Entre os parentes de pessoas que foram afetadas pela ditadura estavam João Vicente Goulart, filho do ex-presidente João Goulart, deposto pelo golpe militar de 1964; José Almino de Alencar Silva Neto, filho do ex-governador Miguel Arraes, também deposto pelo Exército brasileiro em 1964; Maria Cristina Capistrano, filha do dirigente do PCB (Partido Comunista Brasileiro) desaparecido em 1974, David Capistrano; Mariluce de Souza Moura, ex-presa política e viúva de Gildo Macedo Lacerda, dirigente da APML (Ação Popular Marxista Leninista) que foi morto no Recife; e Tessa Moura Lacerda, filha de Gildo Macedo.
Um momento que emocionou a todos os presentes foi quando o cerimonialista leu os nomes dos 51 mortos e desaparecidos políticos durante o período de repressão. A cada nome lido, o público respondia: “presente”. Maria Cristina Capistrano (foto), que falou em nome dos familiares das vítimas da ditadura, afirmou ser necessário continuar cobrando do Estado brasileiro respostas. “Na maioria dos casos, não conseguimos chegar nem perto das respostas, muito menos dos restos mortais”, pontuou.
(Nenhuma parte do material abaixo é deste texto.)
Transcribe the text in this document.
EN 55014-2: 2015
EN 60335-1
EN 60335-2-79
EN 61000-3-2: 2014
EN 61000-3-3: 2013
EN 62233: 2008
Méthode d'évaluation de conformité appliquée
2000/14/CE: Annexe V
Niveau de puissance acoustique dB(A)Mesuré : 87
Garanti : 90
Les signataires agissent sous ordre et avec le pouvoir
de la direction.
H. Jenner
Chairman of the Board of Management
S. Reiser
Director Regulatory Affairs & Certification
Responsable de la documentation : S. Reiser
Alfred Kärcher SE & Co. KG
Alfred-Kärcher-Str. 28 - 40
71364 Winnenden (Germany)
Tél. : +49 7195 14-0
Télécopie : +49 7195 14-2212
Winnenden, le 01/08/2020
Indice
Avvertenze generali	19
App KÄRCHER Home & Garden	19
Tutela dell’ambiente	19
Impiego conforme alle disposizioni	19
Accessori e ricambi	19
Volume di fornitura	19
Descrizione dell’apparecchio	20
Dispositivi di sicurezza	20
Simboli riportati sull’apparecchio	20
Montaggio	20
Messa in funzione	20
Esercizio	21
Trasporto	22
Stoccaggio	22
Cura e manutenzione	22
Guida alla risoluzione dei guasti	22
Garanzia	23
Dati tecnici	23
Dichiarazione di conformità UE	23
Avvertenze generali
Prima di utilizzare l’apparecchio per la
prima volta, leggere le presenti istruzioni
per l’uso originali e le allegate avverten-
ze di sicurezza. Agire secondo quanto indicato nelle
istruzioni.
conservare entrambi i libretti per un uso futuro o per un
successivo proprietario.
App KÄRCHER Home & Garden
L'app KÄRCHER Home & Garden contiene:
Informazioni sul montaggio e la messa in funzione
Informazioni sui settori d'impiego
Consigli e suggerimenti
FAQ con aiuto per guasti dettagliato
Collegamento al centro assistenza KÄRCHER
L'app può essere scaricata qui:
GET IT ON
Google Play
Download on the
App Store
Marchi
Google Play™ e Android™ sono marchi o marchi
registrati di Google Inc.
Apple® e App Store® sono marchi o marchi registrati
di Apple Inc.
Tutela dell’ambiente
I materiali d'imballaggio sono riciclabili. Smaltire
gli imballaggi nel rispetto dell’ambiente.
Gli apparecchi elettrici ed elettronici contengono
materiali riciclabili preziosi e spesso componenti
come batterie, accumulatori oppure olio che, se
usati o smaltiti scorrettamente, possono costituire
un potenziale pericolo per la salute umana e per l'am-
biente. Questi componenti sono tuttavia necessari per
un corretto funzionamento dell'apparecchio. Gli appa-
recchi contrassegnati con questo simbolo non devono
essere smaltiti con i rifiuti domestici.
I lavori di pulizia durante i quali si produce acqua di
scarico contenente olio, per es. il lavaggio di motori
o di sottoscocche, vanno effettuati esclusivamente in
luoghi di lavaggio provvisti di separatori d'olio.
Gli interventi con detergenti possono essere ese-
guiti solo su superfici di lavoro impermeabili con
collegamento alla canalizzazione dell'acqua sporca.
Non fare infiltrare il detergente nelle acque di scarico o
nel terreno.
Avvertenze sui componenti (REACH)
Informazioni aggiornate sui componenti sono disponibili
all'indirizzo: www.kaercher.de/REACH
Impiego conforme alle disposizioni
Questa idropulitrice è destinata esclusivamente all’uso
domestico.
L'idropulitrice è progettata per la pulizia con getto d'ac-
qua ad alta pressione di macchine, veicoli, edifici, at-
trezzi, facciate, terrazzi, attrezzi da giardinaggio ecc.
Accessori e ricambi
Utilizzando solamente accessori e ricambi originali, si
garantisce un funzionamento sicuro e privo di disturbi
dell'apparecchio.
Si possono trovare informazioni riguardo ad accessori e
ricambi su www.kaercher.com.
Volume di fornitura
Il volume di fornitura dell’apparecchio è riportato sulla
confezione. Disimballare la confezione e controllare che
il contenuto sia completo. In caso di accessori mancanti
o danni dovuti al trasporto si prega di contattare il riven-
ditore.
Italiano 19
Criada pela Lei 14.688, de 1° de junho de 2012, sancionada pelo ex-governador Eduardo Campos, a Comissão torna público, depois de quatro anos e meio de atividades, o relatório que trata das graves violações de Direitos Humanos ocorridas, entre 1946 e 1988, por motivação política em Pernambuco ou contra pernambucanos em outros territórios. Torna público também as circunstâncias e estruturas em que ocorreram, atuando de acordo com os fundamentos da Democracia e do Estado Democrático de Direito e recomendando a adoção de políticas públicas que assegurem a efetivação do direito à memória e à verdade histórica. O relatório foi dividido em dois exemplares, reunindo mais de 70 mil documentos. Para a sistematização de todo o trabalho, foram colhidos um total de 157 depoimentos em 50 sessões públicas e 40 reservadas.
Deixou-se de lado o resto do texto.